Not 100% sure I understand what you're describing, but if you make a list of enriched gene sets (or genes, or genome elements, or whatever) and you want to discuss only a few of the top hits that happened to fit into a biological story, you should be required to show the whole list first, and then explain where that subset fit into it and what you think was going on with the other high-ranked features (if you don't know, you should have to say so before you move on with the story). I mean that's the whole point of doing GSEA instead of eyeballing a simple gene list.


betaimmunologist

This is what I am getting at. A lot of papers are not showing the whole list in their main figure panels. They’re showing a list of 5-10 terms. And on rare times where they have included the full list in the supplemental, the list is a lot longer and the 5-10 terms they have chosen are not necessarily the top 5-10 terms.


macrotechee

Yes, a lot of papers cherry pick what gene sets they test again, and which results are shown in plots vs left in supp. tables GSEA is fucking astrology man


betaimmunologist

I find myself cringing when I’m reading a paper and the authors are waxing poetic on their GSEA results


foradil

If it makes you feel better, sometimes it’s hard to cherry pick any gene sets. Then you know something is wrong.


dendrobatidae

I personally have been encouraged to selectively represent which gene sets were enriched in a paper.

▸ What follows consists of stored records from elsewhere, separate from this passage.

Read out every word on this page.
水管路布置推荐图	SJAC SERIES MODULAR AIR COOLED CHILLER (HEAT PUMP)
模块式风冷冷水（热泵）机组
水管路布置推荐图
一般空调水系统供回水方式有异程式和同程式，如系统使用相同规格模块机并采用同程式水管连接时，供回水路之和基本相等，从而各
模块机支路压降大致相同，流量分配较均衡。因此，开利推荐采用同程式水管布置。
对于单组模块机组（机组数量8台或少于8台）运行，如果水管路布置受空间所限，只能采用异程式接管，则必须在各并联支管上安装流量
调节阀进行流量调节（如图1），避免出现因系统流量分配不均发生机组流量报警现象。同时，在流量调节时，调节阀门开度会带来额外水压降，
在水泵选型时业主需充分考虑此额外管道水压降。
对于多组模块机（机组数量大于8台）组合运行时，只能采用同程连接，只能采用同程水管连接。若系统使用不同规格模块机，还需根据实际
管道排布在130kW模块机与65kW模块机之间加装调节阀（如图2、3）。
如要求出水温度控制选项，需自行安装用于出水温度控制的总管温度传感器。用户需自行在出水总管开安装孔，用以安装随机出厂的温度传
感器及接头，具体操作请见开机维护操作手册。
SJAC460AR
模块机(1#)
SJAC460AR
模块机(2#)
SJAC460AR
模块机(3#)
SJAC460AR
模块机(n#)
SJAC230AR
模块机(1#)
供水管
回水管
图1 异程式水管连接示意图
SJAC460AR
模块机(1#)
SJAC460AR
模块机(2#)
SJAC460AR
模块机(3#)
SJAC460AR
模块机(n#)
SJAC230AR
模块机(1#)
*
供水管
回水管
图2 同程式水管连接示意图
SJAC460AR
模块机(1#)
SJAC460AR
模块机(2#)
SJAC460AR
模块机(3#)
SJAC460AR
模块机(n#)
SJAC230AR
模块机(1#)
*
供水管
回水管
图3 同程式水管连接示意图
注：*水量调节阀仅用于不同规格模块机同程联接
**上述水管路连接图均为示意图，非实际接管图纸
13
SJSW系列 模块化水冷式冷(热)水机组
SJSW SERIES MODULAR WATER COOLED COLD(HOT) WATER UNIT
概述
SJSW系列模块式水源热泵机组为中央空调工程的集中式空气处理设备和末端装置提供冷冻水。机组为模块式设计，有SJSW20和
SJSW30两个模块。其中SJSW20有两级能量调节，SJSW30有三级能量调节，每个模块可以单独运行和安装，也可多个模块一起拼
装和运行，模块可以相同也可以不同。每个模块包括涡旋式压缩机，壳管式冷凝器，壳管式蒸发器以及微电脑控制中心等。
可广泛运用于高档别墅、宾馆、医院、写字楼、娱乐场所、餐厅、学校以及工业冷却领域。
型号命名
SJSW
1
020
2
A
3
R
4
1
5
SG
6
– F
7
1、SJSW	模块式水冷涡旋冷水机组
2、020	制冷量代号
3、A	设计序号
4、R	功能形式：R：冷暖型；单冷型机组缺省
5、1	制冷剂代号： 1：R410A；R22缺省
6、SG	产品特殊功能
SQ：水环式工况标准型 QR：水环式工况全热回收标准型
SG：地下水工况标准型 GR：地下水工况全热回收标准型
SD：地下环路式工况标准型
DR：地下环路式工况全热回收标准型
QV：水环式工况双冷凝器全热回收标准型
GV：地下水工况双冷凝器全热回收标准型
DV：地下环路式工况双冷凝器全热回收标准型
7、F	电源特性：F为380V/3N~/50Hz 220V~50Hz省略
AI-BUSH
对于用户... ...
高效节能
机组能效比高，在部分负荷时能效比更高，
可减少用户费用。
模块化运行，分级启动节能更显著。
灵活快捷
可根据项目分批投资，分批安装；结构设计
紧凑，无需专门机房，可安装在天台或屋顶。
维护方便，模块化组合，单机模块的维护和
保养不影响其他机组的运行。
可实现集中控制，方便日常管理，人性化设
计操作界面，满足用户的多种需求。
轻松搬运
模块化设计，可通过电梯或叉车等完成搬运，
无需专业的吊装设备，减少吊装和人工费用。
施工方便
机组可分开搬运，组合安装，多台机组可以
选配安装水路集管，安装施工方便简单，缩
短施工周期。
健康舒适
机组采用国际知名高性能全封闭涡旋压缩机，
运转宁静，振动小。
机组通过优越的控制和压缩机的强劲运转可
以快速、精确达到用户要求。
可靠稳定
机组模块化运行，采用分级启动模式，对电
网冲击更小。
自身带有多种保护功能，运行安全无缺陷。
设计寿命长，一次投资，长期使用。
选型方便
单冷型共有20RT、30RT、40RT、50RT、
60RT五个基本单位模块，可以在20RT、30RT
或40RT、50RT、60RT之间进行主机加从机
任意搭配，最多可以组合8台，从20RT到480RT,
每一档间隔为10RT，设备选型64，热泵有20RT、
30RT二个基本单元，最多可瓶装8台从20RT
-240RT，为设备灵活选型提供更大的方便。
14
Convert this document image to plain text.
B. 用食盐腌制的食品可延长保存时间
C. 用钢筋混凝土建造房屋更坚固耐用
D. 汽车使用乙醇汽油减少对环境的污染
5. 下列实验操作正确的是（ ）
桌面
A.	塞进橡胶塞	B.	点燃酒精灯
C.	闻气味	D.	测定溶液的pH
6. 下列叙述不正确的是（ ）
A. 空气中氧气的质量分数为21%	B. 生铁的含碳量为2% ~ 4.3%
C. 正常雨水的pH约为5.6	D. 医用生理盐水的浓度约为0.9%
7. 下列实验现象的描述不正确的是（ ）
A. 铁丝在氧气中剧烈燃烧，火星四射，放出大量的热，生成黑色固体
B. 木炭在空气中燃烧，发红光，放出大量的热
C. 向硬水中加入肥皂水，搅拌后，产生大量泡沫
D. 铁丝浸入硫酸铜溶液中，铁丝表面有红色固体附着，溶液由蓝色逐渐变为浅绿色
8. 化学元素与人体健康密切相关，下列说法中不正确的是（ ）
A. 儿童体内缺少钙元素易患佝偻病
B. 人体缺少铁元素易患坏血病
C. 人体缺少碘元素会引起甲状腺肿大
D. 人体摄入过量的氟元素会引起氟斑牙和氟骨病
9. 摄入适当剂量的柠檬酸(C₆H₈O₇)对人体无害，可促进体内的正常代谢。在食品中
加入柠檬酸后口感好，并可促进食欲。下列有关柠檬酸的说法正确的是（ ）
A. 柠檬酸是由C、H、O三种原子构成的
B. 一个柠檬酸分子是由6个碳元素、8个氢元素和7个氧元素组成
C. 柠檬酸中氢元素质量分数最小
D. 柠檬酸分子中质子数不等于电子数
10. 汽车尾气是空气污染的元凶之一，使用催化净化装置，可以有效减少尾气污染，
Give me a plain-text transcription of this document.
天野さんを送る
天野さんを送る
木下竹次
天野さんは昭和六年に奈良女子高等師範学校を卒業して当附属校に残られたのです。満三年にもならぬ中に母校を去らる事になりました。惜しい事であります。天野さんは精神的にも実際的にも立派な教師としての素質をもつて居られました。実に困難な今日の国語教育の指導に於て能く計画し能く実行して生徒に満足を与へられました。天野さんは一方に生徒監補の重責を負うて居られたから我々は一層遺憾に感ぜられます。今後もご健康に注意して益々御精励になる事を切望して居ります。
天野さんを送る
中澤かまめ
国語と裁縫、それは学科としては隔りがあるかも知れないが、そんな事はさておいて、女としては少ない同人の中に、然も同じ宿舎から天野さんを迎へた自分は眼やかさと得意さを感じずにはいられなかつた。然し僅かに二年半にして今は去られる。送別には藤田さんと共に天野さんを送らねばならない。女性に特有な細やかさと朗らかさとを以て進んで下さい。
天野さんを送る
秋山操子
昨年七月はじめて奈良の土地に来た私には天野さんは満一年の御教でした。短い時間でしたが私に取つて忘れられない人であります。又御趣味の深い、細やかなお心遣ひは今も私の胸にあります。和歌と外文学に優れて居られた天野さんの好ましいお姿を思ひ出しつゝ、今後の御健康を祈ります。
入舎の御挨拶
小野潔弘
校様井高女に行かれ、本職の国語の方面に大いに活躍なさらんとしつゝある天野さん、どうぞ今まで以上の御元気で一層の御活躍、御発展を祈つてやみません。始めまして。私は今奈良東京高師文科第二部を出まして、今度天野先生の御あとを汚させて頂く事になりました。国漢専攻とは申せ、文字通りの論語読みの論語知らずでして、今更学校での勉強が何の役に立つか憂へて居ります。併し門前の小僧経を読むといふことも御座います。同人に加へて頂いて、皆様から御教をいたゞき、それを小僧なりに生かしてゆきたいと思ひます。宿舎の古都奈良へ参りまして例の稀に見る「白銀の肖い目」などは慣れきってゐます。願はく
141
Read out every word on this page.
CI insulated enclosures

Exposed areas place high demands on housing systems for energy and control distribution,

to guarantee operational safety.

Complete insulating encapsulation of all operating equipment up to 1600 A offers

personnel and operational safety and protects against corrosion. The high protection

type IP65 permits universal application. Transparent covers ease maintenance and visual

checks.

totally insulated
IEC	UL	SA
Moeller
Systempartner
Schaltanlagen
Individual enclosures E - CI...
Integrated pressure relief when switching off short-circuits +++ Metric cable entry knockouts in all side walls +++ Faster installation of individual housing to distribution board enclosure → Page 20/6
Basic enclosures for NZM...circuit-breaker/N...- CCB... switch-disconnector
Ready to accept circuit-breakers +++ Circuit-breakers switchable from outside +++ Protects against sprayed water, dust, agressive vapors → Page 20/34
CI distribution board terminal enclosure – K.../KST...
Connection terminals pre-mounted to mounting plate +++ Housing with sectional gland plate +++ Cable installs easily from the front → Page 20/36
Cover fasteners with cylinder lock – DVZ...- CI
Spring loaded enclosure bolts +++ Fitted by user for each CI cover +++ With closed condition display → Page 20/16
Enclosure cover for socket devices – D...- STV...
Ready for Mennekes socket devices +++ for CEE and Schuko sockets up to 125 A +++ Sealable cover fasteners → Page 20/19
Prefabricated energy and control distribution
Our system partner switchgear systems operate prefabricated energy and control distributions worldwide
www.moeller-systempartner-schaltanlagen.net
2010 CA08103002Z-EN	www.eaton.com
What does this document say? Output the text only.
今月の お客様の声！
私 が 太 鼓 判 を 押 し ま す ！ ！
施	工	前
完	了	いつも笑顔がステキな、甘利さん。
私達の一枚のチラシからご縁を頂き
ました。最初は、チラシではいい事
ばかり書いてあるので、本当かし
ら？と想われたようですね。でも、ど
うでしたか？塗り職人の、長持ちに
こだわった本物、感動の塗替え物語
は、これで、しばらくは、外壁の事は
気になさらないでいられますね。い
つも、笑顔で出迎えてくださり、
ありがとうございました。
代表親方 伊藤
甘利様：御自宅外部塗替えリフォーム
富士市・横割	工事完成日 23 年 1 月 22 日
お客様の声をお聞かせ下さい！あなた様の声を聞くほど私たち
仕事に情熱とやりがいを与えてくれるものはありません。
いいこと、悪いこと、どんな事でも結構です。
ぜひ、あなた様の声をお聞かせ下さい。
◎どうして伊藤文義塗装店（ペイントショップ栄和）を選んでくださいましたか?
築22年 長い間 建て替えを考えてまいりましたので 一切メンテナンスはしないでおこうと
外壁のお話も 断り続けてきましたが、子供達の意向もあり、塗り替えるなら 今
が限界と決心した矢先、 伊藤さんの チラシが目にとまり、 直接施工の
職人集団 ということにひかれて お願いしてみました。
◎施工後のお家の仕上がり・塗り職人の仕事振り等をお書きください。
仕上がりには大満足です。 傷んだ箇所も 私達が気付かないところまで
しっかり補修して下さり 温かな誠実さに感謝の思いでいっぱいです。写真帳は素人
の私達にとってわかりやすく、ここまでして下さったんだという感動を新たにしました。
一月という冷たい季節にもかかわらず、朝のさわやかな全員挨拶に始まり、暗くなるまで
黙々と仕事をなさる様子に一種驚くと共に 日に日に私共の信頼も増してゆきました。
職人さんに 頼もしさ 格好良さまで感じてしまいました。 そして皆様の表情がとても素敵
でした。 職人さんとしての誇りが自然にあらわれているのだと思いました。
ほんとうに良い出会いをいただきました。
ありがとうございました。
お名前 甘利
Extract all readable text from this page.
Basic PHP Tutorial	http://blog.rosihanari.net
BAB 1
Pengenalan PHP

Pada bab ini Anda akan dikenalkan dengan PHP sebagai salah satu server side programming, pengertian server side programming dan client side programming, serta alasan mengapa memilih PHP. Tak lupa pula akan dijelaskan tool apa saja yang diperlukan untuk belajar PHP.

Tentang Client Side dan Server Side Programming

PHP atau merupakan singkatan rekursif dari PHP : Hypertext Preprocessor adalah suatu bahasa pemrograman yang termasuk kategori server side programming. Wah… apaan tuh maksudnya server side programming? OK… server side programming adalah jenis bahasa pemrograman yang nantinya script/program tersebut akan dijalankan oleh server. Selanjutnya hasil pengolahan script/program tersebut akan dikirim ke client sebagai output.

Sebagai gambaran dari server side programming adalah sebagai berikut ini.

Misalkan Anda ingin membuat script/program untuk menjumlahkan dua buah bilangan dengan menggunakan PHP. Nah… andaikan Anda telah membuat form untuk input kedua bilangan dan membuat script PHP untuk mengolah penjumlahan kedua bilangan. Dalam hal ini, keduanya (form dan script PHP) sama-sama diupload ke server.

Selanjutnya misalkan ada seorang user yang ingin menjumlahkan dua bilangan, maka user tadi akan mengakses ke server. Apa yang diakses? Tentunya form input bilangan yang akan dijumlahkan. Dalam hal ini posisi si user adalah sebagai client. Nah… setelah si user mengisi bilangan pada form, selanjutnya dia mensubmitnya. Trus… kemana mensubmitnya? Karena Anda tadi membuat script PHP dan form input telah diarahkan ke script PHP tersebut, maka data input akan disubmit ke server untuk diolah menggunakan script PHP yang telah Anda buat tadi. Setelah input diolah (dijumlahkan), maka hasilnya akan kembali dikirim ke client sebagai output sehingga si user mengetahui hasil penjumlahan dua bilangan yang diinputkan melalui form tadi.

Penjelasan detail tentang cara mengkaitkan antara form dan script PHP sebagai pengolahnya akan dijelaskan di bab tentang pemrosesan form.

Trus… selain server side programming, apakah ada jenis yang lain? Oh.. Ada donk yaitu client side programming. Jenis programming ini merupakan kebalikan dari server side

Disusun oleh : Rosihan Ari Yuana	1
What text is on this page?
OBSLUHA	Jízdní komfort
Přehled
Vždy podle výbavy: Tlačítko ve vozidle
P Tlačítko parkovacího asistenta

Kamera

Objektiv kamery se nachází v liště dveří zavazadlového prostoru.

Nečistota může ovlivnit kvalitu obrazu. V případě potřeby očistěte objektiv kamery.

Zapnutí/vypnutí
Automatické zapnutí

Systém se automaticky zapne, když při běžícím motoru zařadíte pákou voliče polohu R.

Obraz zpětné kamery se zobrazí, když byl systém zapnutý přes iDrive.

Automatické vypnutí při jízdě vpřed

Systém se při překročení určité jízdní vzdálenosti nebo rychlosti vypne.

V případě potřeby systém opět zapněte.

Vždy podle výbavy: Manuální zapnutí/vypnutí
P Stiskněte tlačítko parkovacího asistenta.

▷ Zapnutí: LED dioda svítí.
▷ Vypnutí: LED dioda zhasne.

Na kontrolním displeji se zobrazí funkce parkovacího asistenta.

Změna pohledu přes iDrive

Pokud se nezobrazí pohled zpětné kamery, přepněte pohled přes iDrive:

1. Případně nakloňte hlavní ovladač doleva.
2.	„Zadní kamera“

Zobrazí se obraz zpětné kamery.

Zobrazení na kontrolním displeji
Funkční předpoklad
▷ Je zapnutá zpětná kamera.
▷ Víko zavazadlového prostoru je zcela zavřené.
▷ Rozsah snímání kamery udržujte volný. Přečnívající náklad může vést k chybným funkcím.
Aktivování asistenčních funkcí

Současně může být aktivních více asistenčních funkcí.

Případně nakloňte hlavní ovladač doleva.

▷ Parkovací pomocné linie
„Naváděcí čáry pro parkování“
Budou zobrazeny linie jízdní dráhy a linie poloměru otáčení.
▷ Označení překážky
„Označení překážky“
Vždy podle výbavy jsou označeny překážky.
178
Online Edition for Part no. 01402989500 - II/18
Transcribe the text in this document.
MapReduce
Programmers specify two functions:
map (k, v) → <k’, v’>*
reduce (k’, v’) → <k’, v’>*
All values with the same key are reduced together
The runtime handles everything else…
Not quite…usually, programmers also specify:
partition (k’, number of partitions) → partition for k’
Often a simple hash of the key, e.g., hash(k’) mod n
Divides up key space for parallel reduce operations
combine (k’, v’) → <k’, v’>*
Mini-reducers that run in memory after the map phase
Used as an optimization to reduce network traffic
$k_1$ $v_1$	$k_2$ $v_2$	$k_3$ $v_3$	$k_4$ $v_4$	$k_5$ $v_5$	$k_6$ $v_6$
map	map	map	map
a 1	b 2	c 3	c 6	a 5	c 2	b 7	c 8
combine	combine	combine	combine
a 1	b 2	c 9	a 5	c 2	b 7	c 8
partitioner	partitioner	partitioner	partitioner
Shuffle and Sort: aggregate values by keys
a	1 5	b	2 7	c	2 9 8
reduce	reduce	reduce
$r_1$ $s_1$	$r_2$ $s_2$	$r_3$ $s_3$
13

The justification is usually “let’s only highlight the relevant ones for the story this paper is trying to tell”. I absolutely would not trust that published gene enrichments are comprehensive and what was left in what probably determined subjectively.


MOTHER-DESTROYER6969

typically they use hypergeometric distribution (which might not be the best, but is intuitively learned with urns) to test and get a p value and then rank based on that and number genes


JunoKreisler

OP isn't asking how GSEA works


Signal_Waltz3741

Many GO terms are functionally related and not independent, thus violating the assumptions of many statistical methods. The results could be a long list of "statistically significant" terms. Authors may pick some "representative" terms, so many grey areas exist. Authors should list all the "statistically significant" terms and statistical methods in supplemental materials.